The Elements of Academic Writing

This workshop series consists of eight 90-minute workshops that lead you through the writing process, from understanding the assignment to editing and revising your paper.


What Will You Learn?

These workshops are ideal for any UTM students who wish to:

  1. learn how to apply academic writing principles and approaches; and
  2. acquire skills for each stage of the writing process.

You are welcome to use material from your own courses in this series!


How to Participate

You can come to one workshop that interests you, attend a few of them, or attend the entire series! 

If you wish to earn a Co-curricular Record (CCR) notation on your transcript, you must meet all of the CCR eligibility requirements.

View the workshop schedule and registration information.


Co-Curricular Record (CCR) Eligibility Requirements

If you wish to receive a CCR notation on your university transcript, you must:

  1. attend at least six of the eight workshops; AND
  2. complete six homework assignments; AND
  3. submit a Reflective Writing Assignment at the end of the series.

Time Commitment:

If you wish to complete the entire series, it will take you between 21-40 hours, including:

  • 12 hours for workshop instruction; AND
  • 10.5 hours for the 6 required homework assignments and Reflective Writing Assignment. Global commentary on each of the homework assignments will be provided.

CCR Attendance Information:

Please allow up two weeks after the conclusion of the final workshop in the series for your attendance to be updated in the online system. Please contact the CCR office if you have questions about your CCR notation.


Workshop Schedule & Registration

The Elements of Academic Writing Workshop Series has concluded for the term; the next schedule and registration link will be posted on this page when available.

  • Workshops are 90 minutes long.
  • Workshops are offered in both Fall and Winter terms.
  • You can attend the modules in either term.

Workshop 1: How to understand your writing assignment

Writing assignments come in many different forms and are described in many different ways. This workshop teaches you the skills you need to a) analyze your assignment, b) understand your instructor’s expectations, and c) use that understanding to plan out your strategy for completing the assignment.

Workshop 2: How to create outlines and reverse outlines

This workshop focuses on the structure of written texts. It teaches you how to perceive, critique and model the structures that give writing its form and express its arguments.
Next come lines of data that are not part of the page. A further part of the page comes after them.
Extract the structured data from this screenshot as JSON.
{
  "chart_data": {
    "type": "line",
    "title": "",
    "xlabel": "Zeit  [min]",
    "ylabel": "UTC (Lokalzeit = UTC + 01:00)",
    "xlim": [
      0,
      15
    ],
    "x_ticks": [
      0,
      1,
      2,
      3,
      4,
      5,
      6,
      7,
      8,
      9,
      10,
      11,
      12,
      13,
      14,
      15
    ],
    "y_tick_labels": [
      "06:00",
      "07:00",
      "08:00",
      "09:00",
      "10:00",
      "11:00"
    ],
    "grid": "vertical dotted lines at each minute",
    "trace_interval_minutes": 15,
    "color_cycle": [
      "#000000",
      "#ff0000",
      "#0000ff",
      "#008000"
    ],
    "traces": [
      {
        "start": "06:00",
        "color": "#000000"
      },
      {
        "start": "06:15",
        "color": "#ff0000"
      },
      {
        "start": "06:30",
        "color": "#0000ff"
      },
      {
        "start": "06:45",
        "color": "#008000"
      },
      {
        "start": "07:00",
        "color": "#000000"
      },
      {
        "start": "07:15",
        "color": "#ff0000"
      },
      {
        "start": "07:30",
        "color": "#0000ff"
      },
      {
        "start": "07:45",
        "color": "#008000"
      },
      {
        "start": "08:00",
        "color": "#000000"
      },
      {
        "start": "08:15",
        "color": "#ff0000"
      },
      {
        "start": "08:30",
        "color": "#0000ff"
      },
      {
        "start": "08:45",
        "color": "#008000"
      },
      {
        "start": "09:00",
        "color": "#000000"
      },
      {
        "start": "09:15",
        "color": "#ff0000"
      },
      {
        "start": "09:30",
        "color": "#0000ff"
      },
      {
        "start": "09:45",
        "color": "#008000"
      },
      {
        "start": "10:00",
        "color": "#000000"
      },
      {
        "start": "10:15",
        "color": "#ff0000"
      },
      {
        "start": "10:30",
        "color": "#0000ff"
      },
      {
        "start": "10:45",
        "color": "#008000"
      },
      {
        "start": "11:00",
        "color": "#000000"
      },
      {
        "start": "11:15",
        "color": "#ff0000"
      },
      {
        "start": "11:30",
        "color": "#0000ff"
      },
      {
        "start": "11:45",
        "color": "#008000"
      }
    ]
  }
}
Workshop 3: How to critique and present your argument or purpose (thesis/introductions)

Good academic writing is transparent: right from the start, the reader should have a clear understanding of the author’s purpose, argument, and structure. In this workshop, you first discuss and critique introductions of published articles, and then practice creating introductions.

Workshop 4: How to use and cite information from others

Academic writing depends on integrating the research of others with your own work, but this is not always an easy thing to do smoothly. In this workshop, you analyze the ways in which writers in your discipline use and cite the work of others, and then you practice doing it yourself and critiquing your work.

Workshop 5: How to write clear, convincing, and well-structured paragraphs

The paragraph is the basic unit of academic thought: as such, it is crucially important to be able to write paragraphs that hang together, that guide the reader, and that effectively develop your overall argument. This workshop will teach you how to create paragraphs that are coherent and cohesive, and that clearly express their point.

Workshop 6: How to write sentences that flow

In this workshop, we work outward from the subject-verb-object “kernel” that is at the heart of every English sentence, learning how to arrange and punctuate sentences so that they are easy and pleasurable to read.

Workshop 7: How to edit your work (overview)

This workshop deals with editing, or revising, on a large scale: it shows you how to see a piece of writing as a whole, how to assess it, and how to figure out what to do to fix it on the macro level.

Workshop 8: How to edit your work (line by line)

This workshop deals with editing on the sentence level: it shows you how to identify and fix awkward or incoherent sentences, and helps you develop your knowledge of grammar.